Restoration delivered at Piperhill

The opencast site at Piperhill in East Ayrshire has recently undergone a programme of restoration and rejuvenation. 

Led by SMRT board member Ian Howat, the restoration project transformed the area from a bare, overburden tip, full of rock and rock dust, to a lush, area of grass, which has great potential for growth.

No materials were removed from the site in the process – instead the land was manipulated and made firmer and more fertile with the use of sewage cake, which allowed the area to be reseeded.

The work began in May 2004 following a full risk assessment of the site.

Ian and his team began preparation works  by using a heavy disc harrow to break up the crust that had formed on the land, to create cultivated land, or tilth.

In consultation with the stakeholders involved in the process, it was decided that sewage cake should be brought in and mixed in with the tilth to create the best possible opportunity for growth.

The cake, supplied by Thames Water and delivered by a local sewage works, was stored in a series of lagoons.

A local agricultural contractor was brought in to spread the sewage cake, some of which was semi liquid, across the area, initially at a depth of two to three inches.

A chain harrow was used to mix the sewage cake into the tilth, and then created a seed bed, seeding the areas where the cake had been spread.

The project had benefitted from dry weather up until the seeding process began.
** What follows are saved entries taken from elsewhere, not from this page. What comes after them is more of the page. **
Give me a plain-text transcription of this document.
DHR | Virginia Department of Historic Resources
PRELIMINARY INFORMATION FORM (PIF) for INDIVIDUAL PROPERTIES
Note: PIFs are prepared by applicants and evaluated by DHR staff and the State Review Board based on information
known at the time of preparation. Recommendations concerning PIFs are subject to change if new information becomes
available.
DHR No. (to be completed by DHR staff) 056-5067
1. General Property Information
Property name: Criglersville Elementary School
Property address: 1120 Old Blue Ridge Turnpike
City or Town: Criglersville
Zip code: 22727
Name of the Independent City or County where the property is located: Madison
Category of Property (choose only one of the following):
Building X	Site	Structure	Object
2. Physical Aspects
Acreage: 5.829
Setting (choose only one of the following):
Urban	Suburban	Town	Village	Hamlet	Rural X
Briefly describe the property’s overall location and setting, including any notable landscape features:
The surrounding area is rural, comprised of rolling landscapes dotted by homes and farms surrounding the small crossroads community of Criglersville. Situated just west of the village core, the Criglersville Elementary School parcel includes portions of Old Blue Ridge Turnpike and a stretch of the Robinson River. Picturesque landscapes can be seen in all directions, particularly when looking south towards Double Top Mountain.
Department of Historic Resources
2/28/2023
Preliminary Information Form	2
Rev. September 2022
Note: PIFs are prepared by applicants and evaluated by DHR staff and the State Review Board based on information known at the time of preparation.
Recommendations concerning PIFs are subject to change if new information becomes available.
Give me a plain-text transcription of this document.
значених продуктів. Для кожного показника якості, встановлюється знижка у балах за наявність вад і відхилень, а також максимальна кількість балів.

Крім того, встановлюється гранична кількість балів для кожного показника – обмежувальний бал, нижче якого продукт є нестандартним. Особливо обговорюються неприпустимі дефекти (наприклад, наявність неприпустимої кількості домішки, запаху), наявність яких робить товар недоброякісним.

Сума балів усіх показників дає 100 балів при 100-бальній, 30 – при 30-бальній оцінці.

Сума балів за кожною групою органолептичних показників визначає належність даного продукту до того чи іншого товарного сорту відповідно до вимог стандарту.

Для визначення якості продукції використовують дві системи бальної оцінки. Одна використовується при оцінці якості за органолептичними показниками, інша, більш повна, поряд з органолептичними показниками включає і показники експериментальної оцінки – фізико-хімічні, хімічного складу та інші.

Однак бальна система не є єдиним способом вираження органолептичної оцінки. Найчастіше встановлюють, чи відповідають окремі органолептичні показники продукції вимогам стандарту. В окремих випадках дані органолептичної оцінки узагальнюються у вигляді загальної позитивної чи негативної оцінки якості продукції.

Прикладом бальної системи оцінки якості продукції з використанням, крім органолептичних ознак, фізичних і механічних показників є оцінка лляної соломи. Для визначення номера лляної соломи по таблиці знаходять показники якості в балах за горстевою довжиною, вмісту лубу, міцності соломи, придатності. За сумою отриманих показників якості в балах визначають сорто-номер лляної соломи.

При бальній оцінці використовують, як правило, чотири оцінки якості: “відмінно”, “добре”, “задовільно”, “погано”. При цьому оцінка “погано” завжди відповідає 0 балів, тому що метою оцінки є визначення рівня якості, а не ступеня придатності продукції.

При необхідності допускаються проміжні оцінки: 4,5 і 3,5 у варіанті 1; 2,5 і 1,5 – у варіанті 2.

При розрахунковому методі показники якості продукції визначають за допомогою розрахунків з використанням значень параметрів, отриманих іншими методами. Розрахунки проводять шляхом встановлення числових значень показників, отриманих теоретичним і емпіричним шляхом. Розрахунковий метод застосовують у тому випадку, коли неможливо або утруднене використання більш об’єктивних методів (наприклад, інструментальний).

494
However the weather deteriorated and there was a high risk of runoff, due to the steepness of the terrain.

After consultation with the operator, it was decided that the sewage cake coverage should be reduced to one inch to prevent this runoff.

This change was a success, and despite a considerable amount of rain falling in the few weeks that followed, the surface was rough enough to hold the material and prevent runoff.
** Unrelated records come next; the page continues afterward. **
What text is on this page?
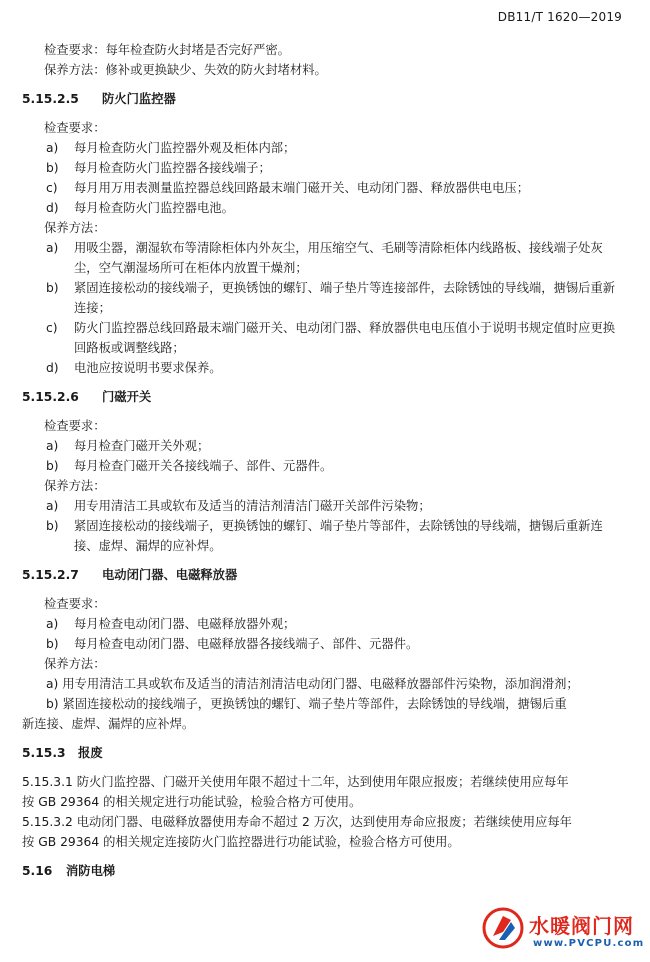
DB11/T 1620—2019
检查要求：每年检查防火封堵是否完好严密。
保养方法：修补或更换缺少、失效的防火封堵材料。
5.15.2.5 防火门监控器
检查要求：
a)	每月检查防火门监控器外观及柜体内部；
b)	每月检查防火门监控器各接线端子；
c)	每月用万用表测量监控器总线回路最末端门磁开关、电动闭门器、释放器供电电压；
d)	每月检查防火门监控器电池。
保养方法：
a)	用吸尘器，潮湿软布等清除柜体内外灰尘，用压缩空气、毛刷等清除柜体内线路板、接线端子处灰尘，空气潮湿场所可在柜体内放置干燥剂；
b)	紧固连接松动的接线端子，更换锈蚀的螺钉、端子垫片等连接部件，去除锈蚀的导线端，搪锡后重新连接；
c)	防火门监控器总线回路最末端门磁开关、电动闭门器、释放器供电电压值小于说明书规定值时应更换回路板或调整线路；
d)	电池应按说明书要求保养。
5.15.2.6 门磁开关
检查要求：
a)	每月检查门磁开关外观；
b)	每月检查门磁开关各接线端子、部件、元器件。
保养方法：
a)	用专用清洁工具或软布及适当的清洁剂清洁门磁开关部件污染物；
b)	紧固连接松动的接线端子，更换锈蚀的螺钉、端子垫片等部件，去除锈蚀的导线端，搪锡后重新连接、虚焊、漏焊的应补焊。
5.15.2.7 电动闭门器、电磁释放器
检查要求：
a)	每月检查电动闭门器、电磁释放器外观；
b)	每月检查电动闭门器、电磁释放器各接线端子、部件、元器件。
保养方法：
a) 用专用清洁工具或软布及适当的清洁剂清洁电动闭门器、电磁释放器部件污染物，添加润滑剂；
b) 紧固连接松动的接线端子，更换锈蚀的螺钉、端子垫片等部件，去除锈蚀的导线端，搪锡后重
新连接、虚焊、漏焊的应补焊。
5.15.3 报废
5.15.3.1 防火门监控器、门磁开关使用年限不超过十二年，达到使用年限应报废；若继续使用应每年
按 GB 29364 的相关规定进行功能试验，检验合格方可使用。
5.15.3.2 电动闭门器、电磁释放器使用寿命不超过 2 万次，达到使用寿命应报废；若继续使用应每年
按 GB 29364 的相关规定连接防火门监控器进行功能试验，检验合格方可使用。
5.16 消防电梯
水暖阀门网
www.PVCPU.com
Ian and his team were able to get back onto the site at this point and mix the cake fully into the soil. The area was seeded with a mixture of grasses and after about three weeks there was a good cover of grass, which helped to stabilise the soil, with very little runoff.

The Piperhill project demonstrates the type of work that can be done on an abandoned opencast mining site, creating a sustainable environmental solution for the surrounding community, as well as returning the site to its former use.